A mudança na programação não foi ato de política cultural desinteressada: serviu para que a propaganda política do regime alcançasse o maior número possível de brasileiros. Alternativa B confirmada.

Passo 5 — Análise Crítica de Todas as Alternativas

A) exportar as manifestações folclóricas nacionais.

❌ Incorreta: o público visado era interno. O rádio no Estado Novo dirigia-se aos brasileiros, com objetivo de integração nacional e adesão ao governo, e não à divulgação da cultura brasileira no exterior.

B) ampliar o alcance da propaganda político-ideológica.

✅ Correta: o rádio era um veículo de pouca audiência enquanto se restringia à música erudita e a palestras. Ao abrir espaço para a música popular e o samba, o Estado Novo conquistou ouvintes em escala nacional e passou a usar esse alcance para difundir sua mensagem, com destaque para a Hora do Brasil e o controle exercido pelo DIP.

C) substituir as comemorações cívicas espontâneas.

❌ Incorreta: o regime ampliou e organizou as celebrações cívicas — desfiles, Dia do Trabalho no estádio, festas oficiais —, usando o rádio para transmiti-las. Não houve substituição, e sim reforço mútuo entre rádio e ritual público.

D) atender às demandas das elites oligárquicas.
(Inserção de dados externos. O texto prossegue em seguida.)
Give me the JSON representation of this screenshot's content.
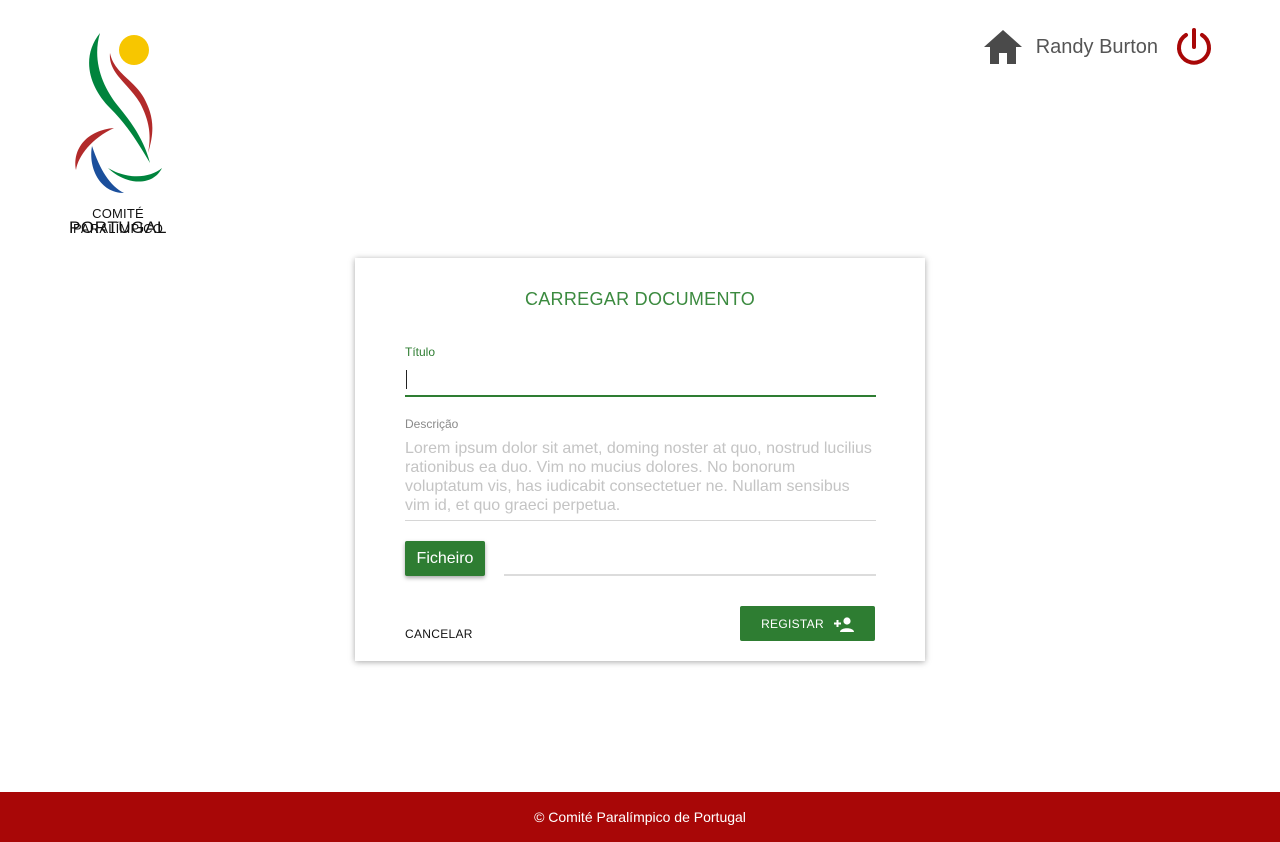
{
  "brand": {
    "logo_line1": "COMITÉ PARALÍMPICO",
    "logo_line2": "PORTUGAL",
    "colors": {
      "green": "#2e7d32",
      "red": "#a80707",
      "yellow": "#f7c600",
      "blue": "#1b4f9c"
    }
  },
  "header": {
    "home_icon": "home-icon",
    "user_name": "Randy Burton",
    "logout_icon": "power-icon"
  },
  "form": {
    "title": "CARREGAR DOCUMENTO",
    "titulo_label": "Título",
    "titulo_value": "",
    "descricao_label": "Descrição",
    "descricao_value": "",
    "descricao_placeholder": "Lorem ipsum dolor sit amet, doming noster at quo, nostrud lucilius rationibus ea duo. Vim no mucius dolores. No bonorum voluptatum vis, has iudicabit consectetuer ne. Nullam sensibus vim id, et quo graeci perpetua.",
    "file_button_label": "Ficheiro",
    "cancel_label": "CANCELAR",
    "register_label": "REGISTAR",
    "register_icon": "add-person-icon"
  },
  "footer": {
    "text": "© Comité Paralímpico de Portugal"
  }
}
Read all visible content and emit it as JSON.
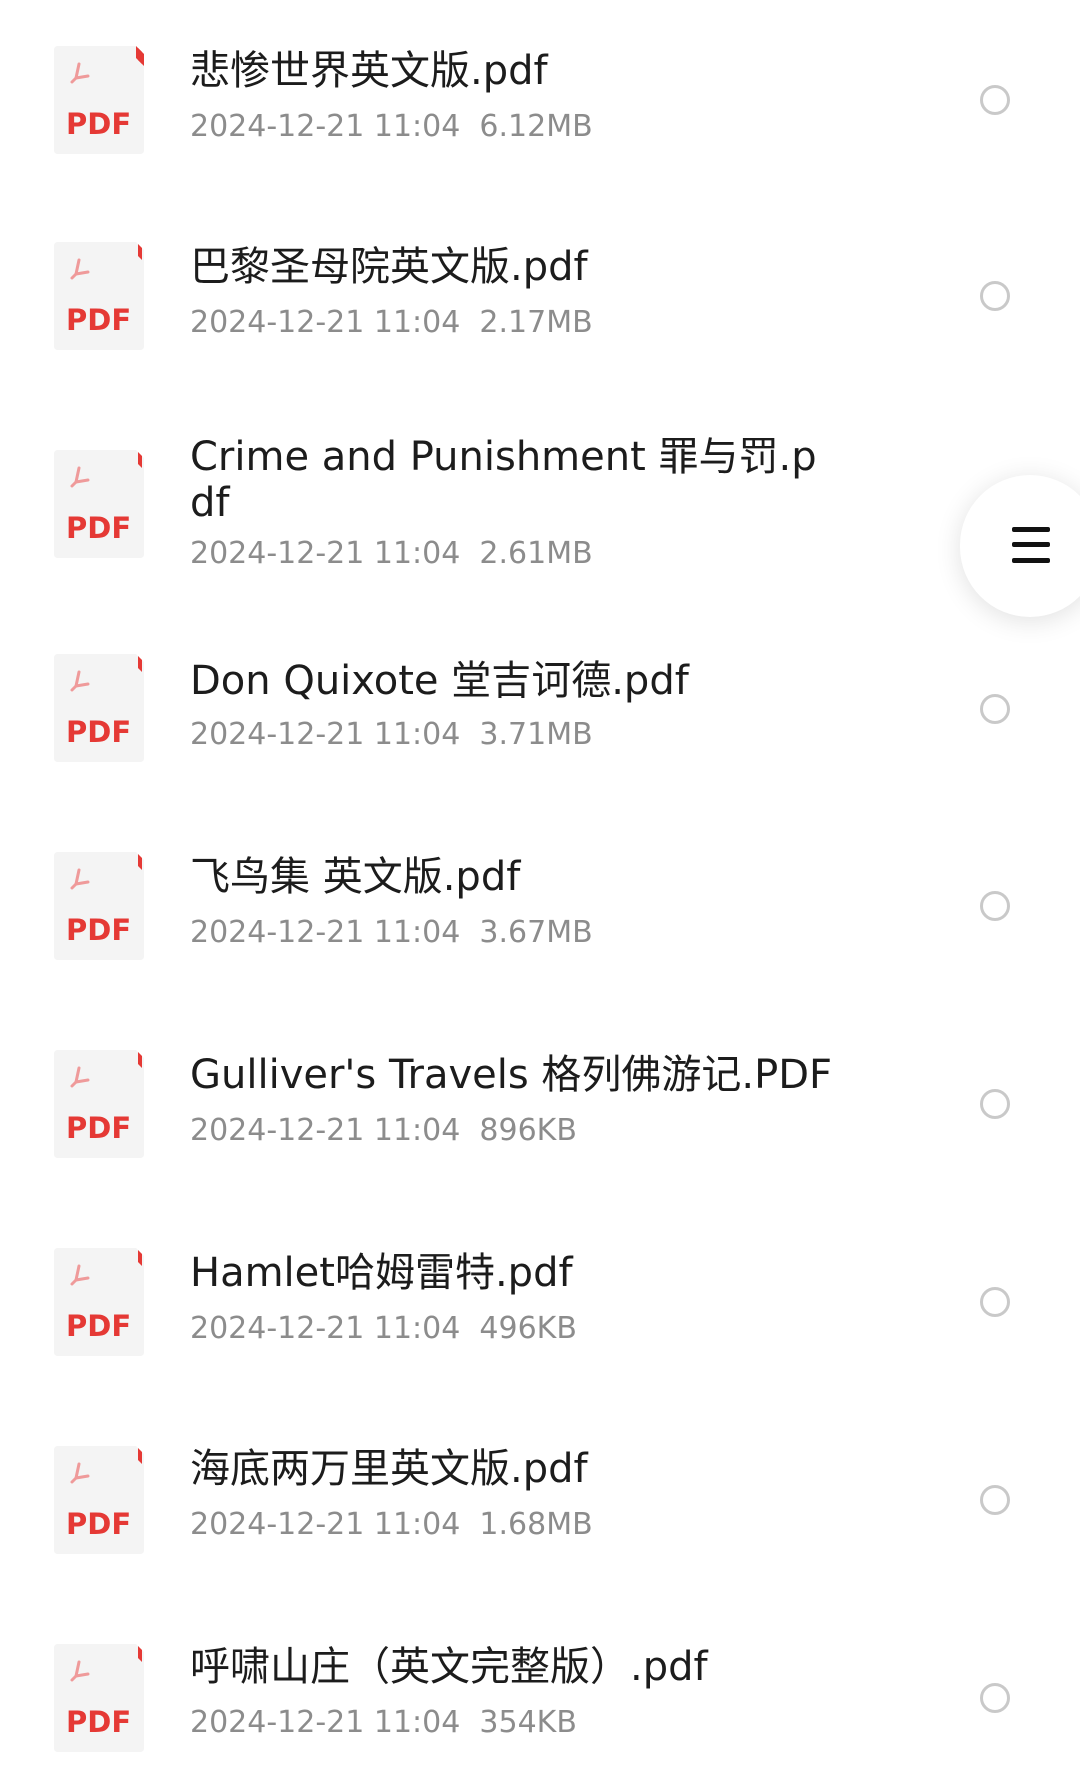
{
  "files": [
    {
      "name": "悲惨世界英文版.pdf",
      "date": "2024-12-21 11:04",
      "size": "6.12MB",
      "icon_label": "PDF",
      "icon": "pdf-file-icon"
    },
    {
      "name": "巴黎圣母院英文版.pdf",
      "date": "2024-12-21 11:04",
      "size": "2.17MB",
      "icon_label": "PDF",
      "icon": "pdf-file-icon"
    },
    {
      "name": "Crime and Punishment 罪与罚.pdf",
      "date": "2024-12-21 11:04",
      "size": "2.61MB",
      "icon_label": "PDF",
      "icon": "pdf-file-icon"
    },
    {
      "name": "Don Quixote 堂吉诃德.pdf",
      "date": "2024-12-21 11:04",
      "size": "3.71MB",
      "icon_label": "PDF",
      "icon": "pdf-file-icon"
    },
    {
      "name": "飞鸟集 英文版.pdf",
      "date": "2024-12-21 11:04",
      "size": "3.67MB",
      "icon_label": "PDF",
      "icon": "pdf-file-icon"
    },
    {
      "name": "Gulliver's Travels 格列佛游记.PDF",
      "date": "2024-12-21 11:04",
      "size": "896KB",
      "icon_label": "PDF",
      "icon": "pdf-file-icon"
    },
    {
      "name": "Hamlet哈姆雷特.pdf",
      "date": "2024-12-21 11:04",
      "size": "496KB",
      "icon_label": "PDF",
      "icon": "pdf-file-icon"
    },
    {
      "name": "海底两万里英文版.pdf",
      "date": "2024-12-21 11:04",
      "size": "1.68MB",
      "icon_label": "PDF",
      "icon": "pdf-file-icon"
    },
    {
      "name": "呼啸山庄（英文完整版）.pdf",
      "date": "2024-12-21 11:04",
      "size": "354KB",
      "icon_label": "PDF",
      "icon": "pdf-file-icon"
    }
  ],
  "floating_button": {
    "icon": "menu-icon"
  },
  "colors": {
    "pdf_red": "#e53935",
    "pdf_icon_bg": "#f4f4f4",
    "text_primary": "#1c1c1c",
    "text_secondary": "#8c8c8c",
    "radio_border": "#c9c9c9"
  }
}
❌ Incorreta: inverte o movimento descrito. A programação anterior, erudita, é que atendia ao gosto das elites; a entrada da música popular ampliou o público para as camadas urbanas trabalhadoras, base social que o varguismo buscava atingir.

E) favorecer o espaço de mobilização social.

❌ Incorreta: o Estado Novo suprimiu partidos, sindicatos autônomos e liberdade de imprensa. O rádio foi usado para transmitir a mensagem do governo à população, e não para abrir canais de organização e mobilização independente.

🏆 Gabarito: B — O Estado Novo abriu o rádio à música popular para conquistar audiência massiva e, sobre ela, veicular sua propaganda política, com a Hora do Brasil e o controle do DIP.

Passo 6 — Conclusão, Generalização e Dica de Prova

  • Reafirmação do gabarito: B é a única alternativa que explica a instrumentalização anunciada no comando; A erra o público, C e E contrariam a prática do regime e D inverte o sentido da mudança.
  • Padrão de cobrança: o ENEM cobra a Era Vargas pelo uso da cultura — rádio, samba, futebol, cinema — como instrumento de construção de identidade nacional e de propaganda.
  • Generalização: quando um regime autoritário promove manifestações populares, pergunte a que projeto político essa promoção serve; a valorização raramente é desinteressada.
  • Dica de eliminação rápida: o verbo "instrumentalizado", presente no comando, já indica uso com finalidade externa — descarte alternativas que suponham promoção cultural desinteressada.
  • Conexões: DIP e censura; Hora do Brasil; samba e construção da identidade nacional.